Lazio, Correa entra e segna: un’arma da sfruttare

Una sola presenza da titolare e 12 panchine non hanno impedito a Correa di mettere in mostra il suo talento: tre gol per lui, due dei quali decisivi per la vittoria. L’ultimo lo ha messo a segno nel pareggio contro il Milan: Inzaghi adesso deve considerarlo seriamente.

di Giuseppe Ronco
Correa, entra e segna: adesso vuole più spazio

L’exploit di Luis Alberto l’anno scorso, unito ad un problema muscolare che ne ha permesso il rientro solo a dicembre inoltrato, avevano relegato Felipe Anderson al suolo di subentrante, in cui comunque il brasiliano è riuscito a mettere in mostra le proprie qualità. Nomi nuovi, ma la situazione è la stessa anche quest’anno, con l’argentino Joaquín Correa al posto del brasiliano ormai ex Lazio. Perché “El Tucu”, finora, ha avuto una sola chance da titolare contro l’Udinese (andando per altro in rete). Poi staffetta, ormai annunciata, con Luis Alberto e gli ultimi 25/30 minuti a disposizione per incidere.

CORREA: ARMA A GARA IN CORSO PER INZAGHI

E a gara in corso Correa è arma micidiale: gol vittoria a Parma e gol del pareggio contro il Milan a San Siro. Giocatore mobile, tecnico, con il dribbling nel sangue e con un grande passo che gli permette di spaccare le partite e infierire sulle difese stanche e con le squadre lunghe. Forse sono queste le riflessioni che fanno propendere Inzaghi a scegliere di farlo partire sempre dalla panchina: il calcio si sta evolvendo, e sicuramente la linea di demarcazione tra titolari e riserve diventa sempre meno nitida.

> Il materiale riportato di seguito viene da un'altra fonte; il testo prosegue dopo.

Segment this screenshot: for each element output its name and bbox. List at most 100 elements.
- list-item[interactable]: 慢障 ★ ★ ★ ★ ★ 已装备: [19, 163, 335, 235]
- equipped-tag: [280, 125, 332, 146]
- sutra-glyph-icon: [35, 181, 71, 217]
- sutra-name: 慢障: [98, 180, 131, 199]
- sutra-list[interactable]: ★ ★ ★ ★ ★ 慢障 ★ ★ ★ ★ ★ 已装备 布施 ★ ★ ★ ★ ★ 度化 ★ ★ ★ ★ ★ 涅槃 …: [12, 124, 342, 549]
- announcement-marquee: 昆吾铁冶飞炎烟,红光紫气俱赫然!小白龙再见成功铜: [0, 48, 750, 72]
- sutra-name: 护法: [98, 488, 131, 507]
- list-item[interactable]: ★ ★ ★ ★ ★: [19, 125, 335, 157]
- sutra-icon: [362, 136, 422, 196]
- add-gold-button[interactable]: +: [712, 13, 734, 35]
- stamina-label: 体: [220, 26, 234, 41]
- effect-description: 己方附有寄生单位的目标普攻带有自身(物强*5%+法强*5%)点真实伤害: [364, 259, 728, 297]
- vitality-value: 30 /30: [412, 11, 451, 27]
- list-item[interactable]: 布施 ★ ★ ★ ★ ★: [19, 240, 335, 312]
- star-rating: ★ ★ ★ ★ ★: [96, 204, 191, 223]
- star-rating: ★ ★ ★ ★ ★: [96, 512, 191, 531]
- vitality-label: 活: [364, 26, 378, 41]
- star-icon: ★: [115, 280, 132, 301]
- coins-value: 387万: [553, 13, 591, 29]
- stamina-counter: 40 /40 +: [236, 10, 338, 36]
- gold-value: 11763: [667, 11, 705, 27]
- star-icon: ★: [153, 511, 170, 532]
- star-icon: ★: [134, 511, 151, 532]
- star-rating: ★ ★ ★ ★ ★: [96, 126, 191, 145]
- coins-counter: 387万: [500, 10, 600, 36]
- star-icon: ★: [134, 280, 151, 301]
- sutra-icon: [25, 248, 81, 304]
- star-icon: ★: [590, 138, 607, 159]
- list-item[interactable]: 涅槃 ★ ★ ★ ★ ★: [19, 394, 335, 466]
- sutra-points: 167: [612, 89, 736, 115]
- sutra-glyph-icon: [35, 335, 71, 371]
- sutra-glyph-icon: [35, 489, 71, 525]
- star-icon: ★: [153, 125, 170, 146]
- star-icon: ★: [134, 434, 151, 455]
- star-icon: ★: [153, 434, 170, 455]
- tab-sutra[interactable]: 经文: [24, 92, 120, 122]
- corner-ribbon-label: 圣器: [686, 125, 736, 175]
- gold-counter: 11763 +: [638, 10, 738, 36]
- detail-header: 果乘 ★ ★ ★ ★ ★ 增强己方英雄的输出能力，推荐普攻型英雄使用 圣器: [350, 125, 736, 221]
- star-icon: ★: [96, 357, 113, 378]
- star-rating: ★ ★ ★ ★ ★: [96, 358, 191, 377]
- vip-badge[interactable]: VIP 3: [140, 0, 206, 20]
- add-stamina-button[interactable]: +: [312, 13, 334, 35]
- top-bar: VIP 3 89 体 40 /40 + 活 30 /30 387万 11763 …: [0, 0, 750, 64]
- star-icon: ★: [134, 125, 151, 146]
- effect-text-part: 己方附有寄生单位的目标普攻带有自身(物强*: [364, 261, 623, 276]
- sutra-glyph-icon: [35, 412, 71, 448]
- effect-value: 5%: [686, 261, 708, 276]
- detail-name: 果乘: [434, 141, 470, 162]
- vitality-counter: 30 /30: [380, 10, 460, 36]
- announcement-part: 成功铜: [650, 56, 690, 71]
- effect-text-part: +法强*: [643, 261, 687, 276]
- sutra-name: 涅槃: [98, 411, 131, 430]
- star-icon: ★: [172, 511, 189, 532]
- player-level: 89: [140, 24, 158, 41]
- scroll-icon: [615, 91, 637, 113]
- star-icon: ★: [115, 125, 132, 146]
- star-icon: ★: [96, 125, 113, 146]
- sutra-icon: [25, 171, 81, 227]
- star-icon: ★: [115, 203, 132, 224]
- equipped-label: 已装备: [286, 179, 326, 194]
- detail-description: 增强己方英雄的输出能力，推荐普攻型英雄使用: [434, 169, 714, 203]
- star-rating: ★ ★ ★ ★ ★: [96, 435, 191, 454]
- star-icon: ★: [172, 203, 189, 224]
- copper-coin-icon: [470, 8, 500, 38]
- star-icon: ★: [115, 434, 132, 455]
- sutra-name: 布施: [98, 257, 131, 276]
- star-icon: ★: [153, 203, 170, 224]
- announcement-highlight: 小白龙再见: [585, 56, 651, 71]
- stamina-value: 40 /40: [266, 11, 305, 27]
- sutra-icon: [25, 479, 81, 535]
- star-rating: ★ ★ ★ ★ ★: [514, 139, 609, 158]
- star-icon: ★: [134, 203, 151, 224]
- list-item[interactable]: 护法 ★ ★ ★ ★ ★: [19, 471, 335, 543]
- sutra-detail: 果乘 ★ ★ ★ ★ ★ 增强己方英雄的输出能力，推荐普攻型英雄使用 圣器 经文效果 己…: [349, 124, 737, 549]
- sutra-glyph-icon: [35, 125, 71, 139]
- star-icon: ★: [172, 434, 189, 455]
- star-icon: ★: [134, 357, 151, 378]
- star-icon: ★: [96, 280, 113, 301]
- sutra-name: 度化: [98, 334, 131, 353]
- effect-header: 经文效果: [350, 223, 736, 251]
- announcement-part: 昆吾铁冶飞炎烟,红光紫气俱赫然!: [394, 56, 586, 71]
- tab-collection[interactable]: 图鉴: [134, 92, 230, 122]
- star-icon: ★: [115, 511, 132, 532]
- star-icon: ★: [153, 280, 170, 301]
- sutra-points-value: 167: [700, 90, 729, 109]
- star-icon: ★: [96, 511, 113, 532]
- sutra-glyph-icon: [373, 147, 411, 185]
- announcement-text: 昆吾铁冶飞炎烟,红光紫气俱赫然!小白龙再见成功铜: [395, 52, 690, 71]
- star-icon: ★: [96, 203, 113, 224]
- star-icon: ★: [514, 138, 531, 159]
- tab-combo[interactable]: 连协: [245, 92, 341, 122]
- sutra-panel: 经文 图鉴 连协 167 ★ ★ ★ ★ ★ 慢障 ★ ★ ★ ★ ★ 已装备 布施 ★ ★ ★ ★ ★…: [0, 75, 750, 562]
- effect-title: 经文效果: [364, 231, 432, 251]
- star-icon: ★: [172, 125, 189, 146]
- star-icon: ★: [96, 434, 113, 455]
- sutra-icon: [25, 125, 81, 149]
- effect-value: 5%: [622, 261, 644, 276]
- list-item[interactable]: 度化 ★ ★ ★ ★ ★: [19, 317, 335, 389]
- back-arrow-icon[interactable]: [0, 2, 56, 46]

Correa è ormai appuntamento fisso, quando attorno al sessantesimo si alza la lavagnetta luminosa si sa già che sarà lui a subentrare: la certezza del suo posto, dunque, ce l’ha. E con questo andamento ha anche le sue possibilità di segnare, forse anche maggiori. Potrebbe essere un giocatore da trenta minuti finali, uno di quelli che entra e rivoluziona il risultato: almeno così, finora, la vede Inzaghi.

CORREA: I GOL RECLAMANO SPAZIO

Eppure uno con quel talento, capace di tirare quei colpi fuori dal cilindro in qualsiasi momento, non è da lasciare in panchina a cuor leggero. E’ vero che davanti c’è un certo Luis Alberto, faro del gioco offensivo laziale, che ieri contro il Milan ha dato segni di ripresa dopo un avvio non ai suoi livelli, ma è anche vero che la carta Correa, costata tra l’altro 16 milioni e mezzo a Lotito, potrebbe essere usata e valorizzata di più. Perché magari sarà anche un giocatore che rende al meglio a gara in corso, ma magari no: provare, dunque, per credere, ed è proprio questo che al tecnico delle aquile manca il coraggio di fare. I gol fanno cantare lo stadio. I gol portano punti. I gol reclamano spazio. E quello concesso al “Tucu”, finora, sta decisamente stretto.